When it was over, Ukraine’s players stood weeping in the rain in Cardiff, their dream of a World Cup berth ended by Wales in a taut 1-0 game that cruelly turned on an own goal.
Although this game was played in Cardiff, the partisan crowd was respectful of Ukraine, a sentimental favorite whose players have family and friends in a war zone. And midfielder Oleksandr Zinchenko used the postgame platform to make a plea for unity.
“We need to show the people that everyone needs to live in peace and we need to stop the war altogether because you never know what’s going to happen tomorrow,” he told Sky Sports. “Today it’s Ukraine, but tomorrow Russian aggression could be with your country. That’s why we need to be united and we need to be together.”
Ukraine took the attack to Wales in the first half but was unable to do what it wanted on offense. Meanwhile, Gareth Bale, with five goals in his previous five appearances for Wales, came through after Dan James won a free kick on the edge of the goal area. Bale fired a kick that Ukraine captain Andriy Yarmolenko deflected into the net for an own goal in the 34th minute.
“It’s the greatest result in history for Welsh football,” Bale told Sky Sports. “It means everything. It’s what dreams are made of. I’m speechless because I’m so happy. Words can’t describe how we feel at the moment.”
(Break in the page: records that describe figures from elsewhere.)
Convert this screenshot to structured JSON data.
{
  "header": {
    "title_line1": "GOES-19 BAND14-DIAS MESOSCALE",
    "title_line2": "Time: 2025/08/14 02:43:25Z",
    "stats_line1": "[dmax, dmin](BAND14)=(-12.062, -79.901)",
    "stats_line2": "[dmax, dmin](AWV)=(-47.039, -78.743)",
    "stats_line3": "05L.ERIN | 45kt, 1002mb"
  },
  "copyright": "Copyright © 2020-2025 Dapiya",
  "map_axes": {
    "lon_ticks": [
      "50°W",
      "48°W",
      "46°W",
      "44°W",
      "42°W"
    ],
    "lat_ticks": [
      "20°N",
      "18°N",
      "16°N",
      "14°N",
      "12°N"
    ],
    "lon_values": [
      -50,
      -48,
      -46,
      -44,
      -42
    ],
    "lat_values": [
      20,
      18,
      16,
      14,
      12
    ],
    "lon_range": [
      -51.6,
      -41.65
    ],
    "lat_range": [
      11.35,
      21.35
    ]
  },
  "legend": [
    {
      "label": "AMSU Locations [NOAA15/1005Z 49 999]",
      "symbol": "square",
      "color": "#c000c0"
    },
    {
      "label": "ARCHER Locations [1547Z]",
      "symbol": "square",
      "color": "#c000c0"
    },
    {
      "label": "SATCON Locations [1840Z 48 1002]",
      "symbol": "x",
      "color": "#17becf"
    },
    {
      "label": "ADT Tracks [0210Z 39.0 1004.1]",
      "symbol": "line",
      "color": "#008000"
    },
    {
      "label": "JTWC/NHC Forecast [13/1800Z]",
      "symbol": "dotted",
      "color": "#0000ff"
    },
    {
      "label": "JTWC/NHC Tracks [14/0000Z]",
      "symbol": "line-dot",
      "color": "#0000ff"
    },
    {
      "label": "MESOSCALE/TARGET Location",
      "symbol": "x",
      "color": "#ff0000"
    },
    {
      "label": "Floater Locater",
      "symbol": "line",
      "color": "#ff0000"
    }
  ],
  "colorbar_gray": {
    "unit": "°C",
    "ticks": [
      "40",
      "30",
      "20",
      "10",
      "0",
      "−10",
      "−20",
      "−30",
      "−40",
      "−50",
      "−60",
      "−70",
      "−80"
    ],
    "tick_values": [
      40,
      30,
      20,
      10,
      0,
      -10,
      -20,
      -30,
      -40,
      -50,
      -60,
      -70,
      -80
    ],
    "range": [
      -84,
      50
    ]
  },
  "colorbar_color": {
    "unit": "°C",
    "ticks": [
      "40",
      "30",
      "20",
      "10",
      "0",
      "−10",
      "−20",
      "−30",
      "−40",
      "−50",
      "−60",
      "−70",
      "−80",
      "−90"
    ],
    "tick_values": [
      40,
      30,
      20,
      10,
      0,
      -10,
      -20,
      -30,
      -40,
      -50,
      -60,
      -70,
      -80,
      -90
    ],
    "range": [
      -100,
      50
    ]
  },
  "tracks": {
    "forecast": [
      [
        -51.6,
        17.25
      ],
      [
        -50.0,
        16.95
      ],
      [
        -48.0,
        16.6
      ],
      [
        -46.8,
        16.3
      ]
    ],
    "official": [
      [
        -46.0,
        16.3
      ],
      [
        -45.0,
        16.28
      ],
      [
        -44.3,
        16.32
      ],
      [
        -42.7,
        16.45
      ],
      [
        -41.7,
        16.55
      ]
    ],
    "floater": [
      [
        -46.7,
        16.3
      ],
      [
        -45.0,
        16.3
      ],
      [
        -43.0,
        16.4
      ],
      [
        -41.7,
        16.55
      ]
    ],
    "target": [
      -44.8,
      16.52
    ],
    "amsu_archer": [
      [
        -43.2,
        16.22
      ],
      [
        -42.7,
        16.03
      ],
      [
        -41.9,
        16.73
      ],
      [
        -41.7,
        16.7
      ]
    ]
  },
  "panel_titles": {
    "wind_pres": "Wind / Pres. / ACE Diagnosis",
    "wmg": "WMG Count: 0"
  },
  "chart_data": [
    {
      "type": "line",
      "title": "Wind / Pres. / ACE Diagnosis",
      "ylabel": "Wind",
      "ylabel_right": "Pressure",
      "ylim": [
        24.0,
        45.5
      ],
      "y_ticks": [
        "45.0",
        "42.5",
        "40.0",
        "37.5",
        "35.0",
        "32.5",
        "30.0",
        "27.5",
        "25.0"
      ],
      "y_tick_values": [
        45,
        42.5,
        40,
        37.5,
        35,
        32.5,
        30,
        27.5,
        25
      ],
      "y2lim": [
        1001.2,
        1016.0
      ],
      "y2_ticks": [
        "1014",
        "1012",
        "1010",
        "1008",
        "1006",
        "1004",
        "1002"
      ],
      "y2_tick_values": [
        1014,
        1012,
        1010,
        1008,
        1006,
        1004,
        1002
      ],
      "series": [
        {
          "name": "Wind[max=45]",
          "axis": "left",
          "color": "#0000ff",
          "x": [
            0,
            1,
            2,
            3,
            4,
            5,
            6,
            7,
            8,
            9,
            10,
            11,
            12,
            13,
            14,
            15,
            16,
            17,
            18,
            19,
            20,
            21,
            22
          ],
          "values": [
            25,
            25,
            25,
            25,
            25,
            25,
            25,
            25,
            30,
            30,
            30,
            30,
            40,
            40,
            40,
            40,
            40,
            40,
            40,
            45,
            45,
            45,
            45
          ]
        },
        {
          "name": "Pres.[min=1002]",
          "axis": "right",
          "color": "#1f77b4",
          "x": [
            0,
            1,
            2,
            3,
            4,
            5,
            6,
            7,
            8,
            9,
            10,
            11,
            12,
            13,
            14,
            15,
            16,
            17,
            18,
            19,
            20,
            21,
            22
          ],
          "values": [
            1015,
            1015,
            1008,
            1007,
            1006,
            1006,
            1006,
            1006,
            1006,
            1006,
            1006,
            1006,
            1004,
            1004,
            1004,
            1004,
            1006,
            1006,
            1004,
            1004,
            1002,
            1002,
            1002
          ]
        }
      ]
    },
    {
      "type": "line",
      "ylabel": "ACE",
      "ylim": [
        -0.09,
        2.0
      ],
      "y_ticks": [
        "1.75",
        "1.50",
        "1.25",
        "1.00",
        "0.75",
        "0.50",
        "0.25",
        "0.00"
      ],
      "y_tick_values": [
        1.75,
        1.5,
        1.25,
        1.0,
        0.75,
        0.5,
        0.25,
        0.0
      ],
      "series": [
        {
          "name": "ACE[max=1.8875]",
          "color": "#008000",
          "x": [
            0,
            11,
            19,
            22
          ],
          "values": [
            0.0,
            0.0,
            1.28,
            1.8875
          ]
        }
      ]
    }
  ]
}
The difference late in the game for Wales was goalkeeper Wayne Hennessey, who made nine saves, including a stunning one in the 83rd minute against Artem Dovbyk, with Ben Davies blocking the rebound.
“Every challenge they threw at us we dealt with,” Davies told Sky Sports. “It’s incredible, a dream come true. As a squad we’ve worked so hard for this. We may not have the most talented group, but we give it everything we have got.”
After the final whistle, a soldier in the crowd led a chant of “Slava Ukraini” — “Glory to Ukraine.”
Wales players and officials understood there would be considerable cheering for Ukraine and had given 100 tickets to Ukrainian refugees living in Wales.
“Most of the world want Ukraine to get through,” Wales Manager Robert Page said, acknowledging his team was not the sentimental favorite. Wales First Minister Mark Drakeford had noted that while he supports the Welsh team, the game offered the “opportunity for us to reaffirm our support for Ukraine as it fights Russia’s unprovoked and brutal act of war.”
The Football Association of Wales also invited the Ukrainian ambassador to Britain to attend the match, to which Ukraine advanced after an emotional 3-1 win Wednesday over Scotland. That meeting came six months after Ukraine’s previous competitive match and after its contest with Scotland was postponed from March because Ukraine could not field a team after Russia’s invasion.
Several Ukrainian players reportedly considered joining the country’s army following the invasion in February. Oleksandr Petrakov, the team’s 64-year-old coach, tried to enlist but was turned away, and the team was granted permission to travel outside of the country to prepare for last week’s match as it hoped to secure the country’s first World Cup berth since 2006.
Zinchenko fought back tears last week as he spoke of how his country’s determination to “never give up” inspired the team, whose players took the field with the flag of Ukraine draped over their shoulders. “We want to go to the World Cup, want to give these incredible emotions to the Ukrainians,” Zinchenko said last week, “because they deserve it so much at this very moment.”
Players for both teams had said they would try to treat this as just a game. “If we could click our fingers and take away the pain the Ukraine are going through, we’d do it in a heartbeat,” Page said. “But when it comes to football and the whistle goes [off], we’ll want to win that game. Business is business.”
President Volodymyr Zelensky has given his approval to restart Ukraine’s soccer leagues in August.